It's been a riak-y day for me, so I watched this avidly. You're no doubt wonderi...

dsl · on May 24, 2012

After watching the video, the takeaway for me was don't run $database on EC2 instances.

Last night I just finished replacing 6 maxed out medium instances with one $100 box from SoftLayer. :/

bravura · on May 25, 2012

At that price point, it seems that you can get FAR better specs on Honelive. Kimsufi.ie is even cheaper, if you don't mind your server being hosted in the UK.

edit:

Softlayer: Intel 4x2.40GHz, 2 GB RAM ECC, $160/mo Honelive: Intel i7-2600 16, 16 GB RAM, $120/mo Kimsufi.ie: Intel i7 4x 2(HT)x 2.66+ GHz, 24 GB, $60/mo

moonboots · on May 25, 2012

Have you heard any reviews of Honelive? I've been looking for a dedicated server provider in the US with comparable prices to Hetzner in Germany.

dsl · on May 25, 2012

I get a lot of nice little extras from SoftLayer. For example I can get boxes in the 5 corners of the internet (west, central, east, euro, asia) with free bandwidth between them.

stavros · on May 25, 2012

Has anyone used Kimsufi? Are they any good? I'm at Hetzner right now, but I never found any use for that box, so I'm just paying for it for nothing...

bravura · on May 25, 2012

I just signed up for kimsufi. They are the budget brand of OVH. Webhostingtalk gives them favorable reviews.

spudlyo · on May 24, 2012

And if you do, for God's sake don't run them on EBS volumes. If you don't know by now that EBS performance is highly variable, you really haven't been paying attention.

j2labs · on May 24, 2012

Very useful data. Do you have anything more comprehensive about your experience?

tptacek · on May 24, 2012

I don't work at Kiip. :)

j2labs · on May 24, 2012

I thought you meant to say you had additional personal experience, but perhaps you've just been reading about Riak today.

Thanks anyway.

tptacek · on May 25, 2012

I've had a 3-node hardware Riak cluster lying around for about 4 months now, but only just today cut over from Postgres to it. I can talk to you about how shiny Riak is on day 1, but as this presentation shows, the day 1 behavior of a Riak cluster can be a bit of a trap.

gregburd · on May 25, 2012

Great to hear that you're cutting over to Riak. We highly recommend that your minimum cluster size is your N value (replication value) + 2. I your case that likely means 5 nodes for your starting cluster, not 3. There are many reasons. http://basho.com/blog/technical/2012/04/27/Why-Your-Riak-Clu...

tptacek · on May 25, 2012

Obviously great to know. Thanks!

saturdayplace · on May 25, 2012

Thomas, I'm in the middle of evaluating document stores and am perhaps getting stars in my eyes from Riak's easy-to-scale story. I'd love to hear more about your experiences once your cluster has had time to marinate a bit.

mrkurt · on May 25, 2012

Interestingly enough, this is a very similar type list as you'd see for Mongo, especially in terms of overall effort.

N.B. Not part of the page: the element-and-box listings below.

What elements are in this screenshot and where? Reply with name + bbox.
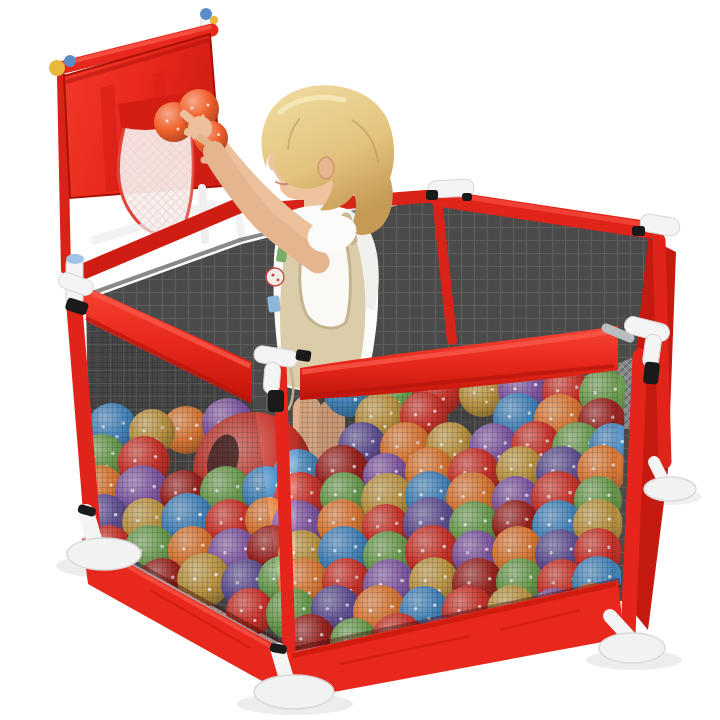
product-photo-canvas [0, 0, 720, 720]
foot-tube [654, 462, 662, 478]
clamp-black [268, 390, 284, 412]
lightblue-ring [66, 254, 84, 264]
overalls-blue-patch [267, 295, 281, 312]
center-elbow-leg [263, 361, 281, 394]
clamp-black [426, 190, 438, 200]
foot-dome [599, 633, 665, 663]
badge-dot [271, 273, 274, 276]
badge-dot [277, 279, 280, 282]
clamp-black [462, 193, 472, 201]
child-ear [318, 157, 334, 179]
playpen-scene [0, 0, 720, 720]
ball-speckle [166, 120, 169, 123]
ball-speckle [217, 133, 220, 136]
blue-ring-connector [64, 55, 76, 67]
clamp-black [643, 361, 660, 384]
overalls-badge [266, 268, 284, 286]
foot-dome [254, 675, 334, 709]
foot-dome [644, 477, 696, 501]
ball-speckle [191, 107, 194, 110]
ball-speckle [177, 128, 180, 131]
yellow-cap-connector [210, 16, 218, 24]
yellow-ball-connector [49, 60, 65, 76]
blue-cap-connector [200, 8, 212, 20]
clamp-black [632, 226, 645, 236]
ball-speckle [207, 104, 210, 107]
ball-speckle [621, 440, 624, 443]
foot-dome [67, 538, 141, 570]
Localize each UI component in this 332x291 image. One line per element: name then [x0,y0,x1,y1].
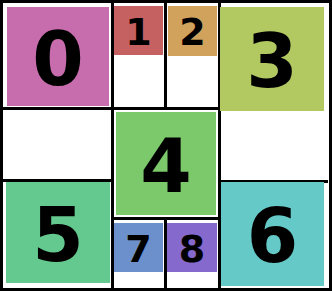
tile-digit: 0 [32,22,84,96]
tile-digit: 5 [32,198,84,272]
tile-1[interactable]: 1 [114,6,163,55]
tile-digit: 3 [246,24,298,98]
tile-4[interactable]: 4 [116,112,216,215]
tile-3[interactable]: 3 [220,7,324,111]
tile-digit: 7 [125,230,151,268]
tile-7[interactable]: 7 [114,223,163,272]
tile-6[interactable]: 6 [221,182,324,286]
tile-digit: 1 [125,13,151,51]
tile-5[interactable]: 5 [6,182,110,283]
tile-digit: 8 [179,230,205,268]
tile-0[interactable]: 0 [7,7,109,106]
v-line-mid-top [164,3,167,110]
h-line-mid-center [114,217,218,220]
tile-digit: 4 [140,129,192,203]
tile-8[interactable]: 8 [167,223,217,272]
h-line-top-left [3,107,218,110]
tile-digit: 6 [247,199,299,273]
tile-digit: 2 [179,13,205,51]
puzzle-board: 012345678 [0,0,332,291]
tile-2[interactable]: 2 [168,6,217,56]
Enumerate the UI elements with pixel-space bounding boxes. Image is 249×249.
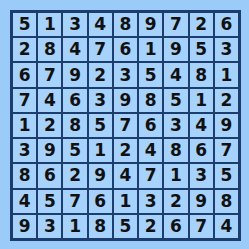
- sudoku-cell[interactable]: 6: [139, 114, 162, 137]
- sudoku-cell[interactable]: 1: [89, 139, 112, 162]
- sudoku-cell[interactable]: 9: [114, 89, 137, 112]
- sudoku-cell[interactable]: 7: [38, 63, 61, 86]
- sudoku-cell[interactable]: 4: [215, 215, 238, 238]
- sudoku-cell[interactable]: 3: [114, 63, 137, 86]
- sudoku-cell[interactable]: 4: [38, 89, 61, 112]
- sudoku-cell[interactable]: 1: [139, 38, 162, 61]
- sudoku-cell[interactable]: 8: [164, 139, 187, 162]
- sudoku-cell[interactable]: 9: [38, 139, 61, 162]
- sudoku-cell[interactable]: 5: [63, 139, 86, 162]
- sudoku-cell[interactable]: 5: [38, 190, 61, 213]
- sudoku-cell[interactable]: 5: [190, 38, 213, 61]
- sudoku-cell[interactable]: 5: [164, 89, 187, 112]
- sudoku-cell[interactable]: 6: [63, 89, 86, 112]
- sudoku-cell[interactable]: 5: [215, 164, 238, 187]
- sudoku-cell[interactable]: 9: [89, 164, 112, 187]
- sudoku-cell[interactable]: 2: [13, 38, 36, 61]
- sudoku-cell[interactable]: 5: [139, 63, 162, 86]
- sudoku-app-background: 5134897262847619536792354817463985121285…: [0, 0, 249, 249]
- sudoku-cell[interactable]: 1: [63, 215, 86, 238]
- sudoku-cell[interactable]: 3: [89, 89, 112, 112]
- sudoku-cell[interactable]: 5: [89, 114, 112, 137]
- sudoku-cell[interactable]: 4: [190, 114, 213, 137]
- sudoku-cell[interactable]: 6: [114, 38, 137, 61]
- sudoku-cell[interactable]: 7: [139, 164, 162, 187]
- sudoku-cell[interactable]: 2: [139, 215, 162, 238]
- sudoku-cell[interactable]: 2: [215, 89, 238, 112]
- sudoku-cell[interactable]: 1: [38, 13, 61, 36]
- sudoku-cell[interactable]: 8: [215, 190, 238, 213]
- sudoku-cell[interactable]: 9: [190, 190, 213, 213]
- sudoku-cell[interactable]: 4: [114, 164, 137, 187]
- sudoku-cell[interactable]: 7: [164, 13, 187, 36]
- sudoku-cell[interactable]: 6: [215, 13, 238, 36]
- sudoku-cell[interactable]: 9: [164, 38, 187, 61]
- sudoku-cell[interactable]: 4: [63, 38, 86, 61]
- sudoku-cell[interactable]: 4: [164, 63, 187, 86]
- sudoku-cell[interactable]: 6: [89, 190, 112, 213]
- sudoku-cell[interactable]: 3: [215, 38, 238, 61]
- sudoku-cell[interactable]: 2: [38, 114, 61, 137]
- sudoku-cell[interactable]: 3: [190, 164, 213, 187]
- sudoku-cell[interactable]: 5: [13, 13, 36, 36]
- sudoku-cell[interactable]: 8: [38, 38, 61, 61]
- sudoku-cell[interactable]: 2: [89, 63, 112, 86]
- sudoku-cell[interactable]: 2: [164, 190, 187, 213]
- sudoku-cell[interactable]: 2: [190, 13, 213, 36]
- sudoku-cell[interactable]: 2: [114, 139, 137, 162]
- sudoku-cell[interactable]: 7: [114, 114, 137, 137]
- sudoku-cell[interactable]: 1: [13, 114, 36, 137]
- sudoku-cell[interactable]: 9: [139, 13, 162, 36]
- sudoku-cell[interactable]: 6: [190, 139, 213, 162]
- sudoku-cell[interactable]: 7: [63, 190, 86, 213]
- sudoku-cell[interactable]: 8: [139, 89, 162, 112]
- sudoku-cell[interactable]: 1: [190, 89, 213, 112]
- sudoku-cell[interactable]: 2: [63, 164, 86, 187]
- sudoku-cell[interactable]: 7: [215, 139, 238, 162]
- sudoku-cell[interactable]: 1: [164, 164, 187, 187]
- sudoku-cell[interactable]: 7: [13, 89, 36, 112]
- sudoku-cell[interactable]: 6: [13, 63, 36, 86]
- sudoku-cell[interactable]: 3: [63, 13, 86, 36]
- sudoku-board: 5134897262847619536792354817463985121285…: [10, 10, 241, 241]
- sudoku-cell[interactable]: 8: [63, 114, 86, 137]
- sudoku-cell[interactable]: 9: [215, 114, 238, 137]
- sudoku-cell[interactable]: 3: [164, 114, 187, 137]
- sudoku-cell[interactable]: 3: [38, 215, 61, 238]
- sudoku-cell[interactable]: 5: [114, 215, 137, 238]
- sudoku-cell[interactable]: 8: [190, 63, 213, 86]
- sudoku-cell[interactable]: 9: [13, 215, 36, 238]
- sudoku-cell[interactable]: 1: [215, 63, 238, 86]
- sudoku-cell[interactable]: 4: [13, 190, 36, 213]
- sudoku-cell[interactable]: 4: [89, 13, 112, 36]
- sudoku-cell[interactable]: 7: [190, 215, 213, 238]
- sudoku-cell[interactable]: 3: [139, 190, 162, 213]
- sudoku-cell[interactable]: 3: [13, 139, 36, 162]
- sudoku-cell[interactable]: 6: [164, 215, 187, 238]
- sudoku-cell[interactable]: 6: [38, 164, 61, 187]
- sudoku-cell[interactable]: 4: [139, 139, 162, 162]
- sudoku-cell[interactable]: 8: [114, 13, 137, 36]
- sudoku-cell[interactable]: 1: [114, 190, 137, 213]
- sudoku-cell[interactable]: 8: [13, 164, 36, 187]
- sudoku-cell[interactable]: 8: [89, 215, 112, 238]
- sudoku-cell[interactable]: 9: [63, 63, 86, 86]
- sudoku-cell[interactable]: 7: [89, 38, 112, 61]
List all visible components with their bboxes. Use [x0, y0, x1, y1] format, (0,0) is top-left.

That you'd encounter all these things at a 25mm daily ops level is pretty odd, though.

rogerbinns · on May 25, 2012

The very same folks did write about their MongoDB experience: http://blog.engineering.kiip.me/post/20988881092/a-year-with...

jasonmccay · on May 25, 2012

I think the point he was making was that the company in question never tried to scale horizontally with MongoDB because, in their words, "we believe horizontally scaling shouldn’t be necessary for the relatively small amount of ops per second we were sending to MongoDB."

Yet, they went and scaled horizontally with Riak and experienced pain.

Their opinion that it did not make sense to have to horizontally scale the "relatively small" number of ops they were sending to MongoDB is certainly their own, but then they horizontally scaled with Riak anyway and boasted about their 25MM ops per day scaling ... which, averaged out, is only about 280 ops per second.

In short, it was far from an apples to apples comparison.

tptacek · on May 25, 2012

It's probably significantly more than 280 ops/sec, given peak times.

Cloven · on May 25, 2012

"At scale in production, adding a new node took days to complete all the handoffs..."

That's a bit of a headscratcher. What is happening during those 'days' and what is the primary limiting factor?

I keep meaning to get into Riak, but then stuff like this where the system has crazy moments that are impossible to coherently reason about keep popping up.

tptacek · on May 26, 2012

It's not a crazy moment. They have a system running at real scale, and they found that while keeping the system up constantly with immense amounts of data in it, they were able to dynamically add a new node to their cluster --- just that balancing everything out took a lot of time for the system.

The operational challenge I infer from this is that they had waited to add that node until they really needed it, because their expectation was that adding the node would get them quick relief to their scaling issue. Instead, they got relief a few days later when the node was fully integrated.

Solution: don't wait to add nodes until the last minute.